Upon testing more languages (list taken from npm:any-ascii's examples), we're still missing Braile (which I think is safe to omit as I think web content written in Braile must be vanishingly rare? Someone please correct if I'm wrong) and at least 3 South-East Asian languages (Burmese/Myanmar, Khmer, Lao). Also the Korean example looks a bit sus compared to the other versions. Also npm:any-ascii now seems to be best-in-class for JS transliteration, at least from the ones I've found.

kt3k commented 1 week ago

While I personally found these researches interesting, I think it's difficult to do these transliterations in an unopinionated way. Also it seems difficult to maintain them as the maintainers are not knowledgeable about many of these languages. I'd consider the handlings of non-latin alphabet languages are out of scope of this API.

lionel-rowe commented 1 week ago

I'd consider the handlings of non-latin alphabet languages are out of scope of this API.

@kt3k My main concern isn't that non-Latin script should have special handling, rather that it should be passed through rather than removed (and especially that it shouldn't be removed as a default option). It's worth mentioning that in its current state, slugify doesn't even handle fully-Latin-alphabet text properly — for example, various alphabetic chars like [ßĐæø] are removed (Blöße becomes bloe, Trần Hưng Đạo becomes tran-hung-ao, Nærøy becomes nry).

I only started looking into transliteration, which IMO is a less-good option compared to pass-through (not to mention significantly less common in-the-wild), as an alternative.

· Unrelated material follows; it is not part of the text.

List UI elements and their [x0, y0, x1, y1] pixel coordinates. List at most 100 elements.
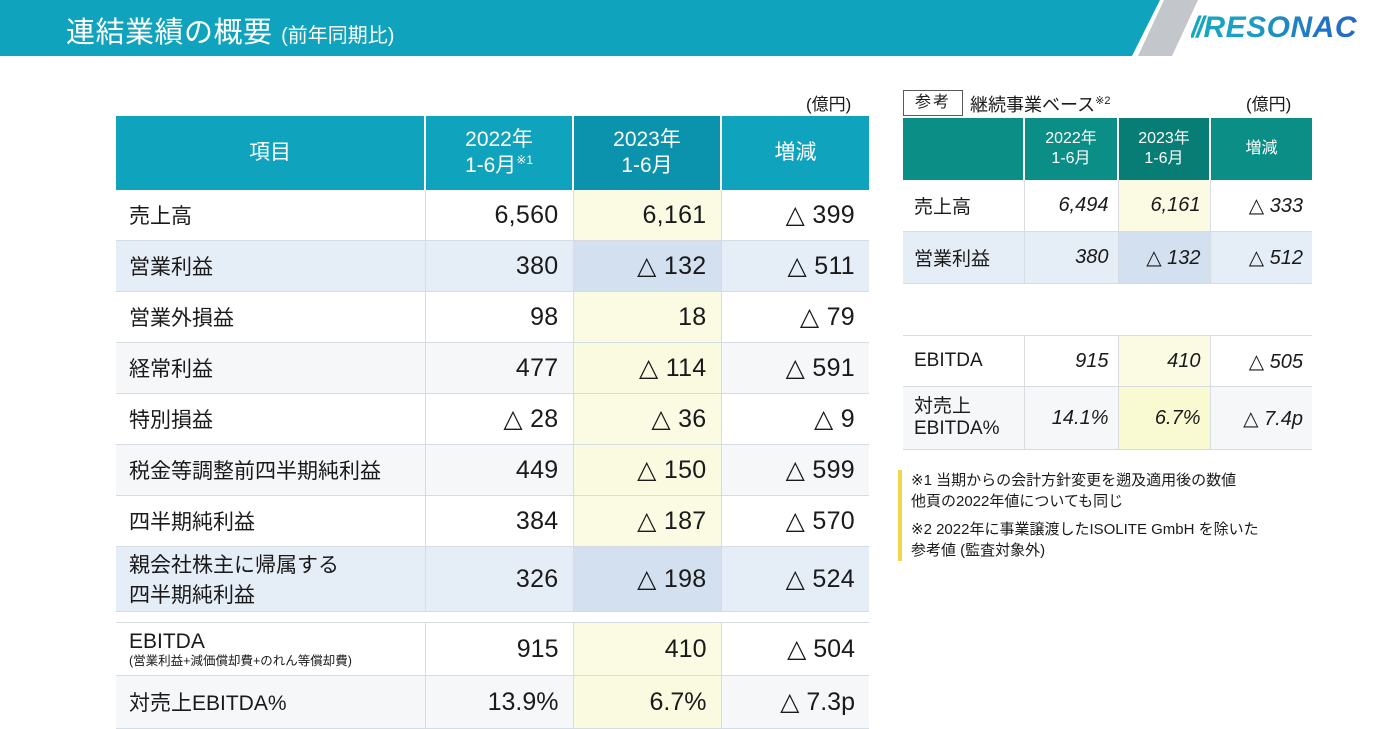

With all that said... I'm inclined to think you're probably right. Further, @lowlighter 's suggestion of a strip regex is a useful option after all, but with suggested regexes being exported from the package itself (roll-your-own is probably less useful).

With that option, you can easily implement pass-through (default), strip, strip-diacritics, or even strip-only-ascii-diacritics behavior. The regex would be run against the NFD form so it could easily deal with diacritics:

export const NON_WORD = /[^\p{L}\p{M}\p{N}\-]+/gu;
export const DIACRITICS = /[^\p{L}\p{N}\-]+/gu;
export const ASCII_DIACRITICS = /(?<=[a-zA-Z])\p{M}+|[^\p{L}\p{M}\p{N}\-]+/gu;
export const NON_ASCII = /[^0-9a-zA-Z\-]/g;

// NON_WORD
assertEquals(slugify("déjà-vu"), "déjà-vu");
assertEquals(slugify("Συστημάτων Γραφής"), "συστημάτων-γραφής");

assertEquals(slugify("déjà-vu", { strip: DIACRITICS }), "deja-vu");
assertEquals(slugify("Συστημάτων Γραφής", { strip: DIACRITICS }), "συστηματων-γραφης");

assertEquals(slugify("déjà-vu", { strip: ASCII_DIACRITICS }), "deja-vu");
assertEquals(slugify("Συστημάτων Γραφής", { strip: ASCII_DIACRITICS }), "συστημάτων-γραφής");

assertEquals(slugify("déjà-vu", { strip: NON_ASCII }), "deja-vu");
assertEquals(slugify("Συστημάτων Γραφής", { strip: NON_ASCII }), "-");

Further, you could easily use a third-party transliteration library along with strip: NON_ASCII:

import transliterate from 'npm:any-ascii'

assertEquals(slugify(transliterate("Συστημάτων Γραφής"), { strip: NON_ASCII }), "systimaton-grafis");
kt3k commented 1 week ago

Ah ok. strip option sounds good to me. Looks like a balanced solution between added complexity and practicality.